Our choice could be eating chocolate, drinking coffee, alcohol or smoking.  Why do we encourage our children to do likewise?  We go through the same thought process with our kids and then encourage them to to stop arguing with their siblings or eating sweets, "....just until Easter"

Why do we do it?  Perhaps, it's because we somehow recognise that giving up something can actually be be good for us; good for our health, good for our relationships or perhaps just good for our pockets.

As was said earlier, this is a period of reflection, repentance and prayer.  Changing aspects of our lives for the better, whether you believe yourself to be a Christian or not, is in keeping with the period of Lent.

If you're interested on finding out more about the meaning of Lent, you can click here to read Pope Benedict XVI Catechesis (teaching) regarding Lent.

Do you have some community news to share or a story to tell? Yes! Please contact Life In Another Town


  1. fiona steele11:01

    Sort of agree with giving up something for Lent but would argue its only worth it if you combine it with something for others - give up chocolate/alcohol and put the money into a good cause for eg - otherwise you are just doing your body a favour by giving up.

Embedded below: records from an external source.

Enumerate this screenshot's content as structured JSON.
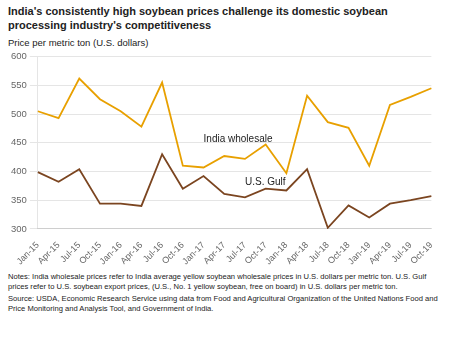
{
  "chart_data": {
    "type": "line",
    "title": "India's consistently high soybean prices challenge its domestic soybean processing industry's competitiveness",
    "ylabel": "Price per metric ton (U.S. dollars)",
    "notes": [
      "Notes: India wholesale prices refer to India average yellow soybean wholesale prices in U.S. dollars per metric ton. U.S. Gulf prices refer to U.S. soybean export prices, (U.S., No. 1 yellow soybean, free on board) in U.S. dollars per metric ton.",
      "Source: USDA, Economic Research Service using data from Food and Agricultural Organization of the United Nations Food and Price Monitoring and Analysis Tool, and Government of India."
    ],
    "categories": [
      "Jan-15",
      "Apr-15",
      "Jul-15",
      "Oct-15",
      "Jan-16",
      "Apr-16",
      "Jul-16",
      "Oct-16",
      "Jan-17",
      "Apr-17",
      "Jul-17",
      "Oct-17",
      "Jan-18",
      "Apr-18",
      "Jul-18",
      "Oct-18",
      "Jan-19",
      "Apr-19",
      "Jul-19",
      "Oct-19"
    ],
    "series": [
      {
        "name": "India wholesale",
        "color": "#E8A000",
        "values": [
          505,
          493,
          562,
          526,
          505,
          478,
          555,
          410,
          407,
          427,
          422,
          447,
          397,
          532,
          486,
          476,
          410,
          516,
          530,
          545
        ]
      },
      {
        "name": "U.S. Gulf",
        "color": "#7B4520",
        "values": [
          399,
          382,
          404,
          344,
          344,
          340,
          430,
          370,
          392,
          361,
          355,
          370,
          367,
          404,
          302,
          341,
          320,
          344,
          350,
          357
        ]
      }
    ],
    "ylim": [
      300,
      600
    ],
    "yticks": [
      300,
      350,
      400,
      450,
      500,
      550,
      600
    ],
    "grid": true
  }
}
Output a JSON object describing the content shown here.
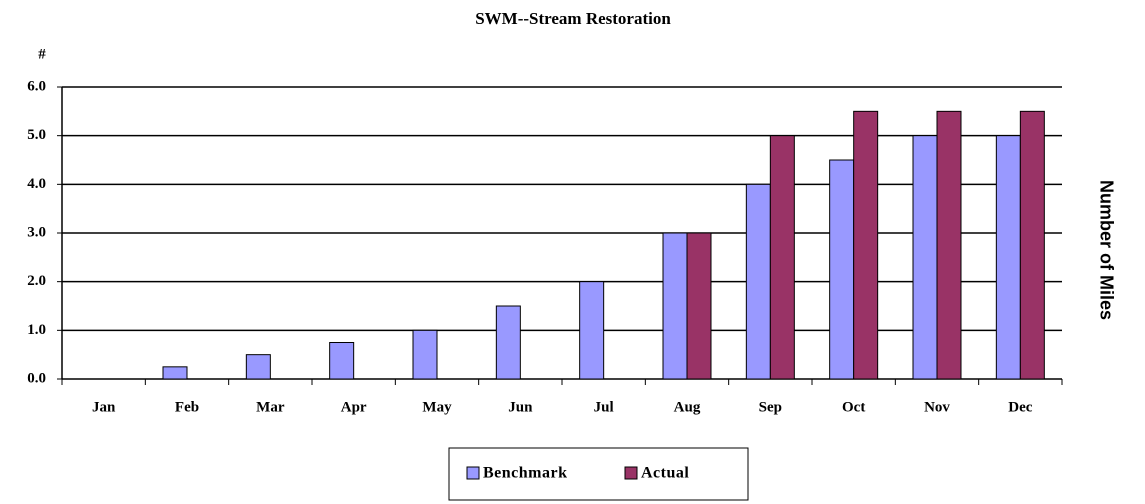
{
  "chart_data": {
    "type": "bar",
    "title": "SWM--Stream Restoration",
    "y_label": "#",
    "y2_label": "Number of Miles",
    "categories": [
      "Jan",
      "Feb",
      "Mar",
      "Apr",
      "May",
      "Jun",
      "Jul",
      "Aug",
      "Sep",
      "Oct",
      "Nov",
      "Dec"
    ],
    "series": [
      {
        "name": "Benchmark",
        "color": "#9999ff",
        "values": [
          0,
          0.25,
          0.5,
          0.75,
          1.0,
          1.5,
          2.0,
          3.0,
          4.0,
          4.5,
          5.0,
          5.0
        ]
      },
      {
        "name": "Actual",
        "color": "#993366",
        "values": [
          null,
          null,
          null,
          null,
          null,
          null,
          null,
          3.0,
          5.0,
          5.5,
          5.5,
          5.5
        ]
      }
    ],
    "ylim": [
      0,
      6
    ],
    "yticks": [
      {
        "value": 0,
        "label": "0.0"
      },
      {
        "value": 1,
        "label": "1.0"
      },
      {
        "value": 2,
        "label": "2.0"
      },
      {
        "value": 3,
        "label": "3.0"
      },
      {
        "value": 4,
        "label": "4.0"
      },
      {
        "value": 5,
        "label": "5.0"
      },
      {
        "value": 6,
        "label": "6.0"
      }
    ],
    "grid": true,
    "legend": "bottom"
  }
}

  2. I agree, in the past it may have been presumed teaching to focus on the giving something up aspect of Lent. Giving alms and doing something positive, for example, as opposed to just giving something up, is a favourite Lentern theme of Father Boniface. However, in this instance I was just making a link between reflection, repentance and prayer and the "gving up something for Lent" that many people will still do at this time of year. If one does go through some reflection, repentance and prayer, I would have thought that there would, at least for most of us, be one aspect of our lives we would want to change and at at least one vice or sin that we woud want to stop doing completely.

  3. Anonymous16:58

    The reason in the past for not having eggs, flour, milk and sugar was to do with the Passover. When the Angle of death was to pass over the homes of non Jews in the middle of the night and kill every first born of man and beast. So the last meal was to be rushed and nothing left. Then they could go fast away and eat what they could find or that God would provide. So that is one of the reasons it still exists.

    We don't always have to give up something, we could do more instead. Like looking after the sick, old and young. Visiting hospitals, old people's and children's homes. Feeding the needy.